É comummente aceite, tanto na comunidade científica como na praça pública, que a imprensa especializada em desporto, vulgarmente denominada imprensa desportiva, convive com diversos demónios: uso e abuso de fontes anónimas, dilemas editoriais/comerciais, diferenças de tratamento entre instituições (clubes), textos redondos e, talvez o mais grave, pouca fiabilidade noticiosa.

Relativamente a outras editorias (economia, política, etc.) é incomparavelmente maior o número de notícias que não se confirmam (logo, não-notícias) e que, inclusivamente, chegam a receber honras de primeira página.

Para agravar todo o cenário, os leitores deparam-se, ainda, com diferenças abismais na análise objectiva (tendo em conta que existem imagens e regras que penalizam as infracções) dos lances problemáticos dos jogos de futebol.

Senão, veja-se as diferentes posições relativamente aos dois lances de grande penalidade no clássico disputado ontem entre Futebol Clube do Porto e Sporting Clube de Portugal:

Jornal A Bola: “Ia muito bem a arbitragem quando Jorge Sousa decidiu que o Sporting haveria de ter razão nalgum ponto do seu festival de protestos… E deu-lhe pormaior: no penalty ao minuto 83, o que houve foi teatro de Martínez“.
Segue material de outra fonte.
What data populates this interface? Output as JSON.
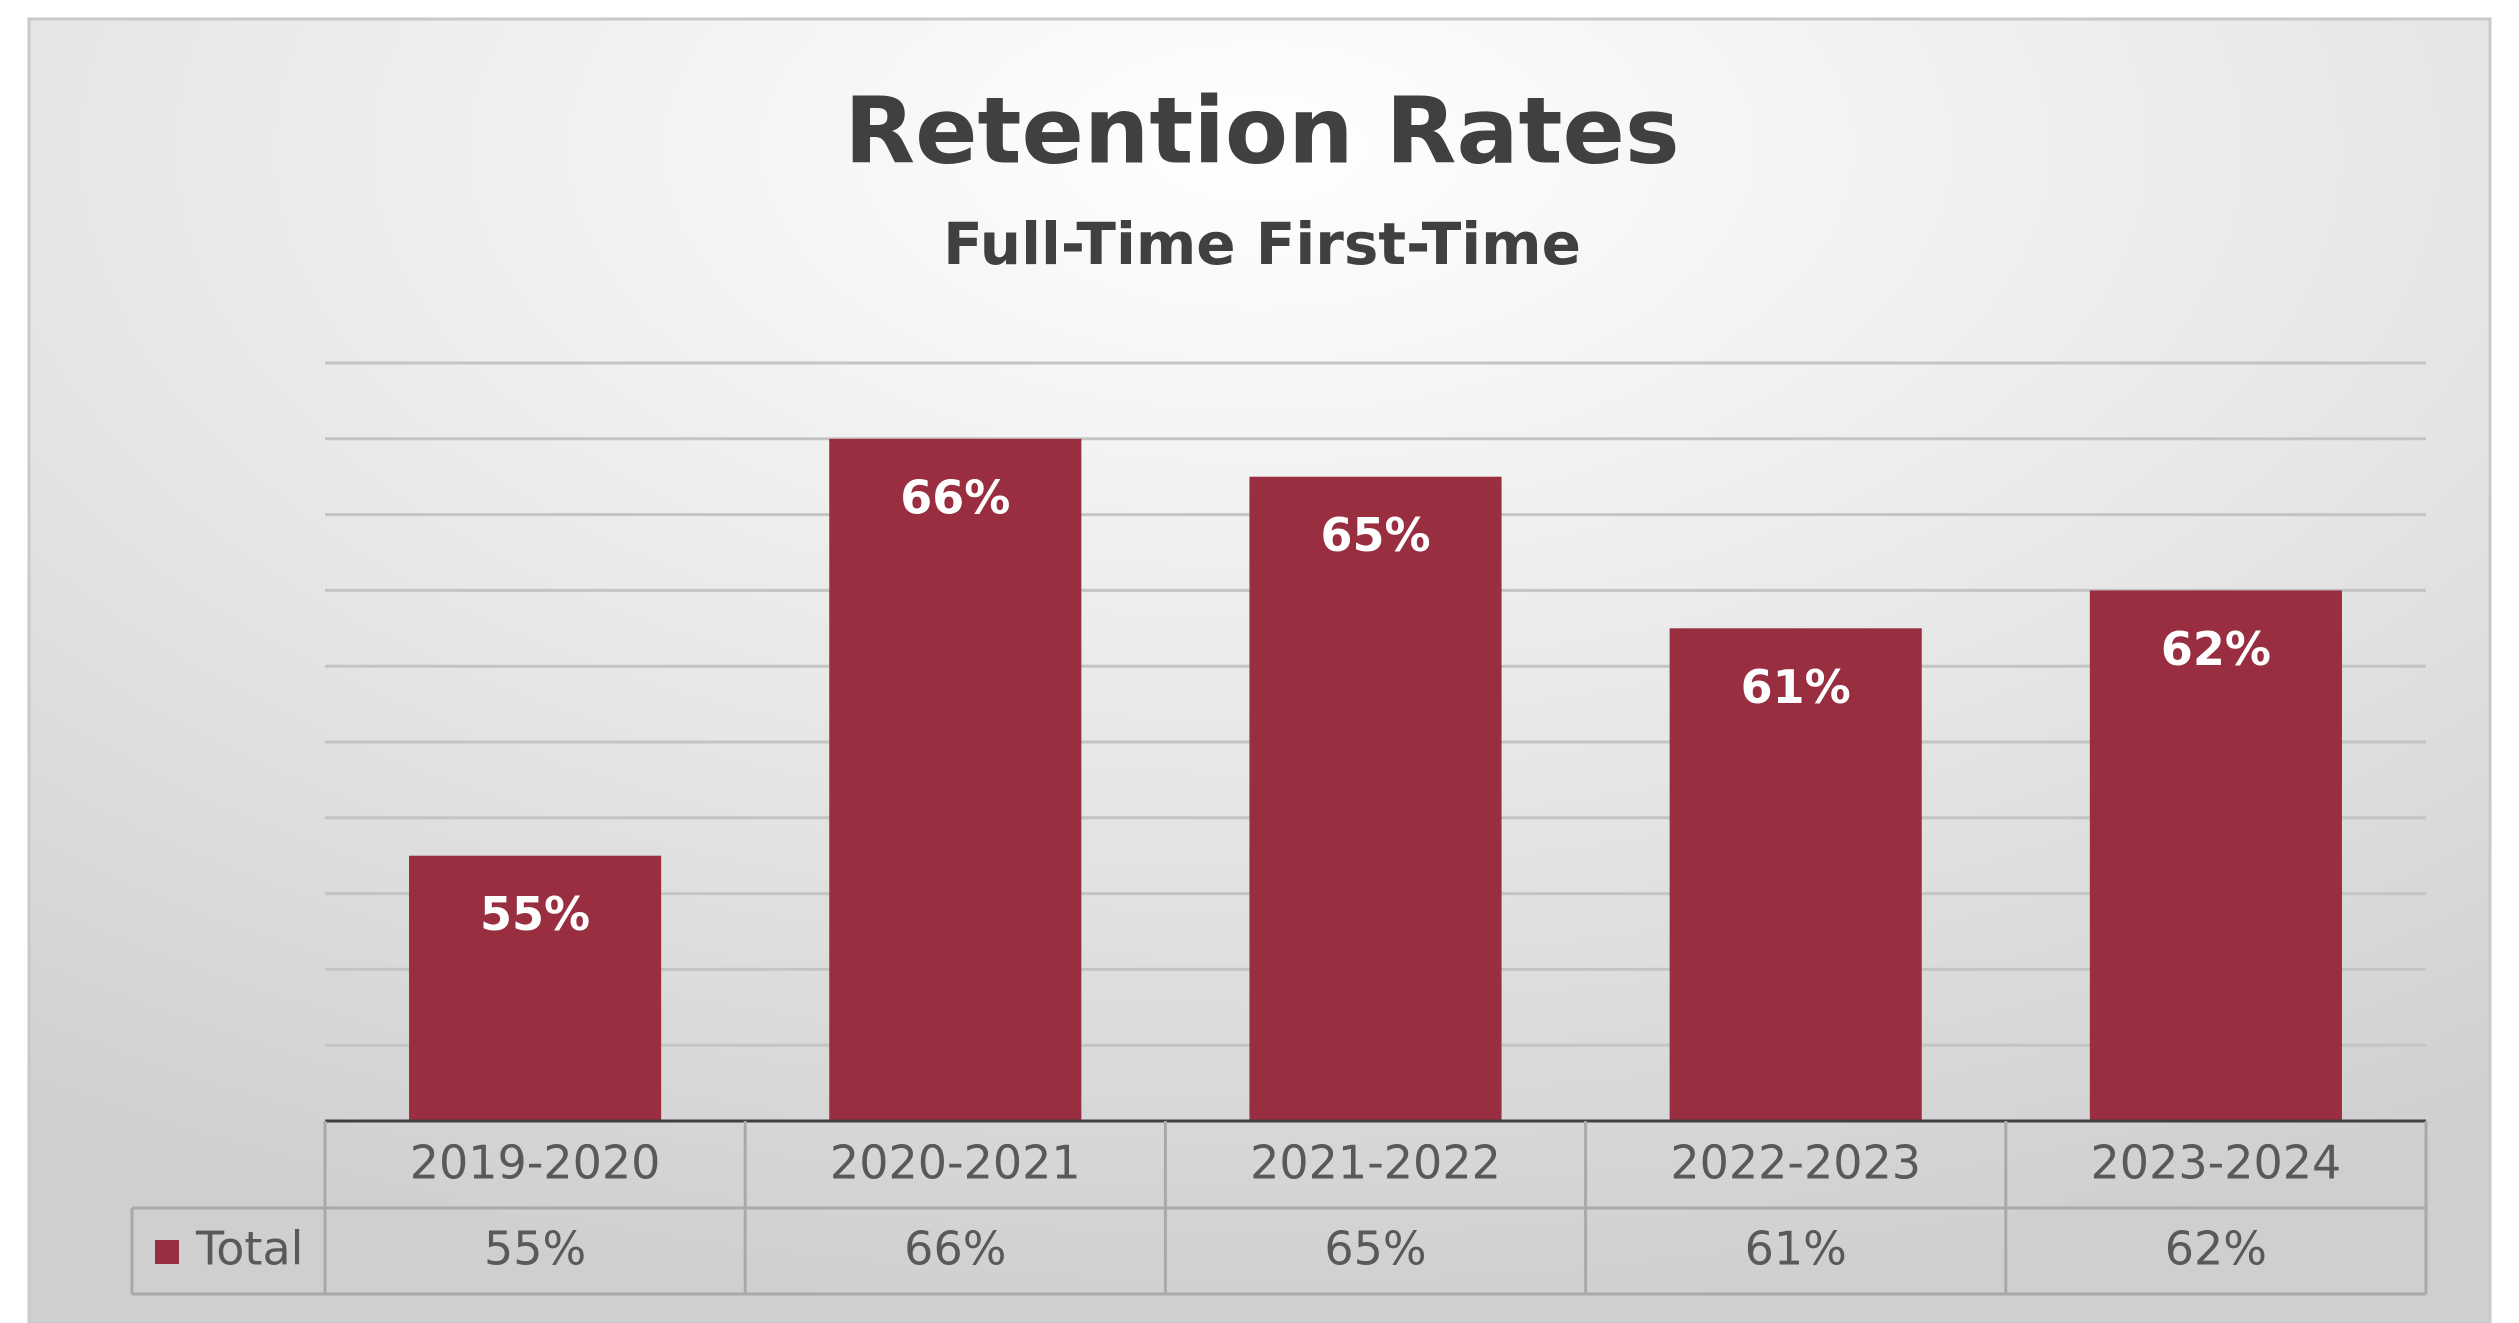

Jornal Record:  “(o árbitro) está muito bem posicionado nos dois lances mais polémicos do jogo e não se pode dizer que tenha ajuizado mal nas duas grandes penalidades que assinalou”.

Jornal O Jogo: “Tribunal (composto por três (ex-árbitros) especialistas em arbitragem) unânime: penálti por mão de Cédric (o 1º) mal marcado”.

Não existe nenhum (!) ponto de contacto entre posições dos três desportivos portugueses. Afinal, em que é que ficamos?